Greffier lors des débats : Madame Audrey VALERO
ARRET :
- Contradictoire
- prononcé par mise à disposition de l'arrêt au greffe de la cour, les parties en ayant été préalablement avisées dans les conditions prévues au deuxième alinéa de l'article 450 du code de procédure civile ;
- signé par Monsieur Jean-Luc PROUZAT, Président de chambre, et par Madame Audrey VALERO, Greffière.
*
* *
FAITS et PROCEDURE - MOYENS et PRETENTIONS DES PARTIES:
[O] [F] est propriétaire d'un appartement et de cinq villas situées à [Localité 1], résidence 'Le jardin de la palmeraie', dans la zone naturiste du [Localité 3], faisant l'objet de locations saisonnières et dont la gestion est assurée depuis le début des années 2000 par la SARL Le carré vert, exerçant sous l'enseigne Agence Résid'.

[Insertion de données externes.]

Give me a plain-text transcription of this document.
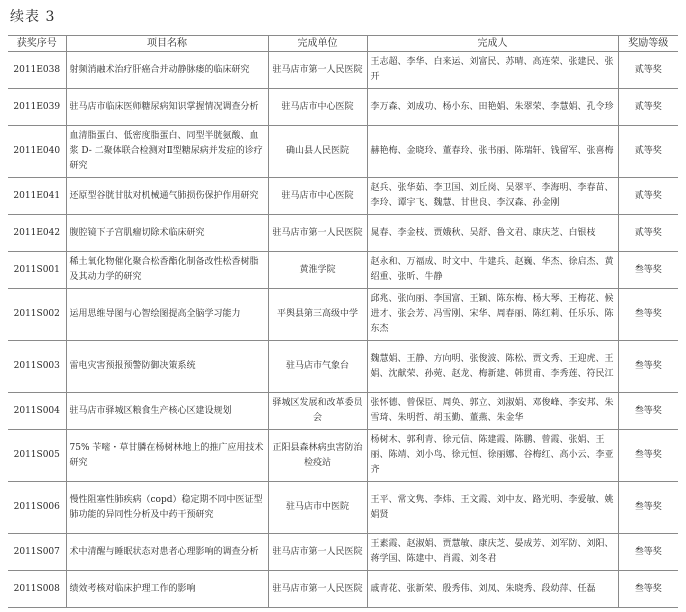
续表 3
获奖序号	项目名称	完成单位	完成人	奖励等级
2011E038	射频消融术治疗肝癌合并动静脉瘘的临床研究	驻马店市第一人民医院	王志超、李华、白来运、刘富民、苏晴、高连荣、张建民、张开	贰等奖
2011E039	驻马店市临床医师糖尿病知识掌握情况调查分析	驻马店市中心医院	李万森、刘成功、杨小东、田艳娟、朱翠荣、李慧娟、孔令珍	贰等奖
2011E040	血清脂蛋白、低密度脂蛋白、同型半胱氨酸、血浆 D- 二聚体联合检测对Ⅱ型糖尿病并发症的诊疗研究	确山县人民医院	赫艳梅、金晓玲、董春玲、张书丽、陈瑞轩、钱留军、张喜梅	贰等奖
2011E041	还原型谷胱甘肽对机械通气肺损伤保护作用研究	驻马店市中心医院	赵兵、张华茹、李卫国、刘丘岗、吴翠平、李海明、李春苗、李玲、谭宇飞、魏慧、甘世良、李汉森、孙金刚	贰等奖
2011E042	腹腔镜下子宫肌瘤切除术临床研究	驻马店市第一人民医院	晁春、李金枝、贾娥秋、吴舒、鲁文君、康庆芝、白银枝	贰等奖
2011S001	稀土氧化物催化聚合松香酯化制备改性松香树脂及其动力学的研究	黄淮学院	赵永和、万福成、时文中、牛建兵、赵巍、华杰、徐启杰、黄绍重、张昕、牛静	叁等奖
2011S002	运用思维导图与心智绘图提高全脑学习能力	平舆县第三高级中学	邱兆、张向丽、李国富、王颖、陈东梅、杨大琴、王梅花、候进才、张会芳、冯雪刚、宋华、周春丽、陈红莉、任乐乐、陈东杰	叁等奖
2011S003	雷电灾害预报预警防御决策系统	驻马店市气象台	魏慧娟、王静、方向明、张俊波、陈松、贾文秀、王迎虎、王娟、沈献荣、孙菀、赵龙、梅新建、韩贯甫、李秀莲、符民江	叁等奖
2011S004	驻马店市驿城区粮食生产核心区建设规划	驿城区发展和改革委员会	张怀德、曾保臣、周奂、郭立、刘淑娟、邓俊峰、李安邦、朱雪琦、朱明哲、胡玉勤、董燕、朱金华	叁等奖
2011S005	75% 苄嘧・草甘膦在杨树林地上的推广应用技术研究	正阳县森林病虫害防治检疫站	杨树木、郭利青、徐元信、陈建霞、陈鹏、曾霞、张娟、王丽、陈靖、刘小鸟、徐元恒、徐丽娜、谷梅红、高小云、李亚齐	叁等奖
2011S006	慢性阻塞性肺疾病（copd）稳定期不同中医证型肺功能的异同性分析及中药干预研究	驻马店市中医院	王平、常文隽、李炜、王文霞、刘中友、路光明、李爱敏、姚娟贤	叁等奖
2011S007	术中清醒与睡眠状态对患者心理影响的调查分析	驻马店市第一人民医院	王素霞、赵淑娟、贾慧敏、康庆芝、晏成芳、刘军防、刘阳、蒋学国、陈建中、肖霞、刘冬君	叁等奖
2011S008	绩效考核对临床护理工作的影响	驻马店市第一人民医院	戚青花、张新荣、殷秀伟、刘凤、朱晓秀、段幼萍、任磊	叁等奖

Le 10 décembre 2018, Mme [F] et la société Le carré vert ont signé six contrats de mandat de gestion immobilière.
Le 1er décembre 2019, Mme [F] a adressé à la société Le carré vert un courrier de résiliation des cinq contrats de gestion relatifs aux villas, lui reprochant la faiblesse des revenus locatifs pour l'année 2019.
À la suite de l'assignation délivrée le 13 mai 2020 par la société Le carré vert à Mme [F], le tribunal de commerce de Béziers a, par jugement en date du 1er mars 2021 :
-constaté la résiliation fautive des cinq contrats de location liant Mme [F] à la société Le carré vert,
-rejeté les demandes de Mme [F] concernant les manquements graves dans l'exécution des contrats,
-rejeté toutes les autres demandes de Mme [F] à titre reconventionnel,
-dit et jugé que la faute commise par Mme [F] en ne respectant pas les termes des contrats a fait subir à la société Le carré vert, un préjudice financier,
-condamné Mme [F] à payer à la société Le carré vert la somme de 17582 euros à titre de dommages et intérêts,
-condamné Mme [F] aux entiers dépens,
-condamné Mme [F] à verser à la société Le carré vert la somme de 1 000 euros au titre de l'article 700 du code de procédure civile,
-rejeté toutes autres demandes plus amples ou contraires tenues pour injustes ou mal fondées.
Le 22 mars 2021, Mme [F] a régulièrement relevé appel de ce jugement.
Elle demande à la cour, dans ses dernières conclusions déposées via le RPVA le 17 octobre 2022, de :
Vu les dispositions de l'article 1101 et 1193 du code civil ;
Vu les dispositions des articles 1991 et suivants du code civil ;
Vu les pièces versées au débat ;
Rejeter toutes fins, moyens et conclusions contraires ;
Infirmer le jugement dont appel en ce qu'il a constaté la résiliation fautive des cinq contrats de location la liant à la société Le carré vert;
Infirmer le jugement dont appel en ce qu'il a rejeté les demandes de Mme [F] concernant les manquements graves dans l'exécution des contrats ;
Constater l'absence de faute de Mme [F] tenant la justification de la résiliation unilatérale des contrats de mandat de gestion immobilière, le 1er décembre 2019 ;
Infirmer le jugement dont appel en ce qu'il a rejeté le surplus des demandes reconventionnelles formées par Mme [F] ;
En conséquence, statuant à nouveau :
Condamner la société Le carré vert au paiement de :
17 847 euros de dommages et intérêts au titre du préjudice financier subi tenant la perte de loyers ;
3 916 euros de dommages et intérêts au titre du préjudice subi au titre de la facture fantaisiste de charges,
17 509 euros de dommages et intérêts au titre du préjudice nancier subi tenant la perte de loyers tenant l'absence de location des villas en période estivale ;
5 000 euros de dommages et intérêts tenant le préjudice moral subi tenant le défaut de conseil et d'information de la société Le carré vert ;
5 640 euros de dommages et intérêts au titre du préjudice financier subi tenant l'absence de diligence de la société Le arré vert au titre du mandat de l'appartement [Adresse 5];
Débouter la société Le carré vert de l'ensemble de ses demandes ;
- Condamner la société Le carré vert à verser à Mme [F] la somme 5 000 euros en application de l'article 700 du code de procédure civile ;
Condamner la société Le carré vert aux entiers dépens, et dire que, conformément aux dispositions de l'article 699 du code de procédure civile.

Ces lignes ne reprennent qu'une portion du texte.